Lipoic acid metabolism and mitochondrial redox regulation

Abstract

Lipoic acid is an essential cofactor for mitochondrial metabolism and is synthesized de novo using intermediates from mitochondrial fatty-acid synthesis type II, S-adenosylmethionine and iron-sulfur clusters. This cofactor is required for catalysis by multiple mitochondrial 2-ketoacid dehydrogenase complexes, including pyruvate dehydrogenase, α-ketoglutarate dehydrogenase, and branched-chain ketoacid dehydrogenase. Lipoic acid also plays a critical role in stabilizing and regulating these multienzyme complexes. Many of these dehydrogenases are regulated by reactive oxygen species, mediated through the disulfide bond of the prosthetic lipoyl moiety. Collectively, its functions explain why lipoic acid is required for cell growth, mitochondrial activity, and coordination of fuel metabolism.

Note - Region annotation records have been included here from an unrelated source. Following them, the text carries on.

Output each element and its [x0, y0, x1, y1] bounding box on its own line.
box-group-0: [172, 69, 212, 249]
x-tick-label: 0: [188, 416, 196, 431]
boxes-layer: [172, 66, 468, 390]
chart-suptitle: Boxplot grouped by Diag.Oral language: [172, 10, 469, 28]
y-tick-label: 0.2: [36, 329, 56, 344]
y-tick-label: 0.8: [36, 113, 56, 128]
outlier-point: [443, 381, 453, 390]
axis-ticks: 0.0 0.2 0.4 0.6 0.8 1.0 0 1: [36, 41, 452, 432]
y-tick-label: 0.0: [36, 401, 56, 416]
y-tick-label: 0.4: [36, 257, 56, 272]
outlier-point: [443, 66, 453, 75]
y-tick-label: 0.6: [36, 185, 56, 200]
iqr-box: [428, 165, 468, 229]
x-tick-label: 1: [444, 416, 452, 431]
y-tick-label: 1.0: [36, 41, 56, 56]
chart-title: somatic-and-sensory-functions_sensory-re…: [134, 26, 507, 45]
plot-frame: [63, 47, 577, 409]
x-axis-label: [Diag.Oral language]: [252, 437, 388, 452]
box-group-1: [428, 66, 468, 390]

Keywords: cell metabolism; lipoic acid; mitochondria; oxidation-reduction (redox); redox regulation; tricarboxylic acid cycle (TCA cycle) (Krebs cycle).

Figure 1.

Structures, enzymes, and reaction mechanisms of lipoic acid metabolism. A, de novo lipoic acid synthesis and salvage pathways in E. coli. B, lipoic acid metabolic pathway in S. cerevisiae and Homo sapiens. C, orthologous enzymes associated with lipoic acid metabolism in each organism.

Figure 2.

Reaction mechanisms of mitochondrial 2-ketoacid dehydrogenases and redox-dependent regulation. 2-Ketoacid dehydrogenase complexes consist of three enzyme subunits that use coupled reactions to decarboxylate a 2-ketoacid substrate and produce a CoA ester. The E1 subunit is a 2-ketoacid decarboxylase that uses a covalently bound thymine pyrophosphate (TPP) cofactor to decarboxylate the 2-ketoacid substrate followed by reductive acylation of a lipoyl moiety on the E2 subunit. The E2 subunit is a dihydrolipoamide acyltransferase that transfers the acyl intermediate from the E1 subunit to CoA generating an acyl-CoA and dihydrolipoamide. The E3 subunit is a dihydrolipoamide dehydrogenase that uses FAD to oxidize the lipoyl group on the E2 subunit for subsequent rounds of catalysis and generates NADH through coupled oxidation–reduction reactions of FADH₂ and NAD⁺.

Figure 3.

Mitochondrial 2-ketoacid dehydrogenases and the TCA cycle. Mitochondrial lipoylated enzymes individually contribute to pathways that generate products that can participate in the TCA cycle. Inborn errors in these dehydrogenases can be deleterious, with clinical symptoms including developmental delay (PDH and BCKDH), encephalopathy (OGDH), and microcephaly (2-OADH). Deficiencies in these enzymes can accumulate metabolites, including pyruvate and lactate (PDH), α-ketoglutarate and 2-hydroxyglutarate, branched-chain amino acids and their corresponding 2-ketoacids, and 2-oxoadipic acid. Deficiencies in lipoic acid metabolism can phenocopy multiple simultaneous 2-ketoacid dehydrogenase deficiencies and can limit the incorporation of carbon into the TCA cycle from various sources.

Figure 4.

Regulation of OGDH by reversible glutathionylation. A, 2-oxoglutarate dehydrogenase (OGDH) interacts with complex I of the mitochondrial electron transport chain, and both complexes can generate ROS. B, when ROS levels increase, both complexes are glutathionylated, which is thought to dissociate the interaction between the two complexes and reversibly inactivate OGDH. The OGDH complex is protected from oxidative damage by thioredoxin (Trx2), and the glutathionylation is regulated by glutathione reductase (Grx2). Glutathionylation of the lipoyl moiety on the E2 subunit of OGDH may allow for ROS scavenging by the E3 subunit through interactions with Grx2 and Trx2.